My Question 3. If two questions 1 and 2 are not true then what is condition of $\Bbb M$ such that these are true?

Answer 1

For a counterexample to 2, we can take the points $A,B,C,D$ at $0,30,60,90$ degrees on the unit circle, and then add a bump to perturb the $x$-axis. In more detail:

Consider the surface $z=f(x,y)^2$, where $$f(x,y)=\max\left(0,\ 0.1 - \left(x-0.5\right)^2 - y^2 \right),$$ and distances from shortest paths on the surface. Take points $$A=\big(1,0,0\big),\ B=\big(\frac{\sqrt{3}}{2},\frac{1}{2},0\big),\ C=\big(\frac{1}{2},\frac{\sqrt{3}}{2},0\big),\ D=\big(0,1,0\big).$$ The distances between $A,B,C$ and $D$ are all the same as in the $xy$-plane, since the surface is flat away from $(0.5,0,0)$. So $A,B,C,D$ are concyclic in this surface.

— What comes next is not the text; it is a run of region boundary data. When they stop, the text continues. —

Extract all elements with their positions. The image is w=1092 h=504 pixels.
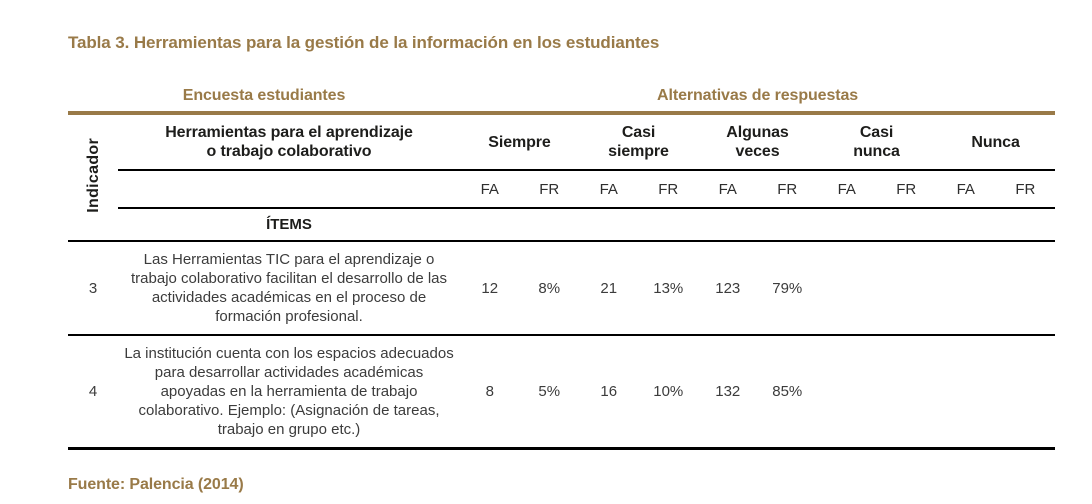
source-note: Fuente: Palencia (2014) bbox=[68, 476, 244, 493]
group-header-survey: Encuesta estudiantes bbox=[68, 87, 461, 115]
fr-header: FR bbox=[757, 170, 818, 209]
indicator-value: 3 bbox=[68, 241, 118, 336]
data-cell: 10% bbox=[638, 335, 699, 450]
alt-label: Algunas veces bbox=[726, 124, 789, 160]
item-text: La institución cuenta con los espacios a… bbox=[118, 335, 461, 450]
alt-header-algunas-veces: Algunas veces bbox=[698, 113, 818, 171]
items-spacer-cell bbox=[460, 208, 1056, 242]
fafr-spacer-cell bbox=[118, 170, 461, 209]
fa-header: FA bbox=[460, 170, 520, 209]
fa-header: FA bbox=[698, 170, 758, 209]
data-cell bbox=[936, 335, 996, 450]
alt-label: Nunca bbox=[971, 133, 1020, 151]
group-header-row: Encuesta estudiantes Alternativas de res… bbox=[68, 87, 1056, 115]
alt-header-nunca: Nunca bbox=[936, 113, 1056, 171]
data-cell bbox=[817, 335, 877, 450]
data-cell: 8% bbox=[519, 241, 580, 336]
data-cell: 123 bbox=[698, 241, 758, 336]
alt-header-siempre: Siempre bbox=[460, 113, 580, 171]
data-cell bbox=[817, 241, 877, 336]
group-header-alternatives: Alternativas de respuestas bbox=[460, 87, 1056, 115]
data-cell bbox=[995, 241, 1056, 336]
items-header: ÍTEMS bbox=[118, 208, 461, 242]
column-header-row: Indicador Herramientas para el aprendiza… bbox=[68, 113, 1056, 242]
data-cell: 16 bbox=[579, 335, 639, 450]
alt-label: Siempre bbox=[488, 133, 551, 151]
items-header-row: ÍTEMS bbox=[68, 208, 1056, 242]
fa-header: FA bbox=[936, 170, 996, 209]
alt-header-casi-siempre: Casi siempre bbox=[579, 113, 699, 171]
indicator-column-header: Indicador bbox=[68, 113, 118, 242]
fr-header: FR bbox=[876, 170, 937, 209]
question-column-header: Herramientas para el aprendizaje o traba… bbox=[118, 113, 461, 171]
data-cell bbox=[936, 241, 996, 336]
indicator-value: 4 bbox=[68, 335, 118, 450]
fr-header: FR bbox=[638, 170, 699, 209]
data-cell: 5% bbox=[519, 335, 580, 450]
data-cell bbox=[876, 241, 937, 336]
question-header-label: Herramientas para el aprendizaje o traba… bbox=[165, 124, 413, 160]
item-text: Las Herramientas TIC para el aprendizaje… bbox=[118, 241, 461, 336]
table-row: 3 Las Herramientas TIC para el aprendiza… bbox=[68, 241, 1056, 336]
frequency-header-row: FA FR FA FR FA FR FA FR FA FR bbox=[68, 170, 1056, 209]
data-cell bbox=[876, 335, 937, 450]
alt-header-casi-nunca: Casi nunca bbox=[817, 113, 937, 171]
indicator-vertical-label: Indicador bbox=[84, 137, 102, 213]
table-caption: Tabla 3. Herramientas para la gestión de… bbox=[68, 33, 660, 52]
results-table: Encuesta estudiantes Alternativas de res… bbox=[68, 87, 1056, 450]
table-row: 4 La institución cuenta con los espacios… bbox=[68, 335, 1056, 450]
data-cell: 13% bbox=[638, 241, 699, 336]
fr-header: FR bbox=[995, 170, 1056, 209]
data-cell bbox=[995, 335, 1056, 450]
fa-header: FA bbox=[579, 170, 639, 209]
data-cell: 8 bbox=[460, 335, 520, 450]
alt-label: Casi siempre bbox=[608, 124, 669, 160]
alt-label: Casi nunca bbox=[853, 124, 900, 160]
data-cell: 85% bbox=[757, 335, 818, 450]
data-cell: 79% bbox=[757, 241, 818, 336]
data-cell: 12 bbox=[460, 241, 520, 336]
fa-header: FA bbox=[817, 170, 877, 209]
data-cell: 132 bbox=[698, 335, 758, 450]
data-cell: 21 bbox=[579, 241, 639, 336]
fr-header: FR bbox=[519, 170, 580, 209]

Taking $O=(0,0,0)$, the distances $OB,OC,OD$ are also as in the $xy$-plane, and $O$ is the unique point on the surface with $OB=OC=OD$. But the shortest path from $O$ to $A$ has to pass by the bump, so $OA>OB$, and there is no point with $OA=OB=OC=OD$.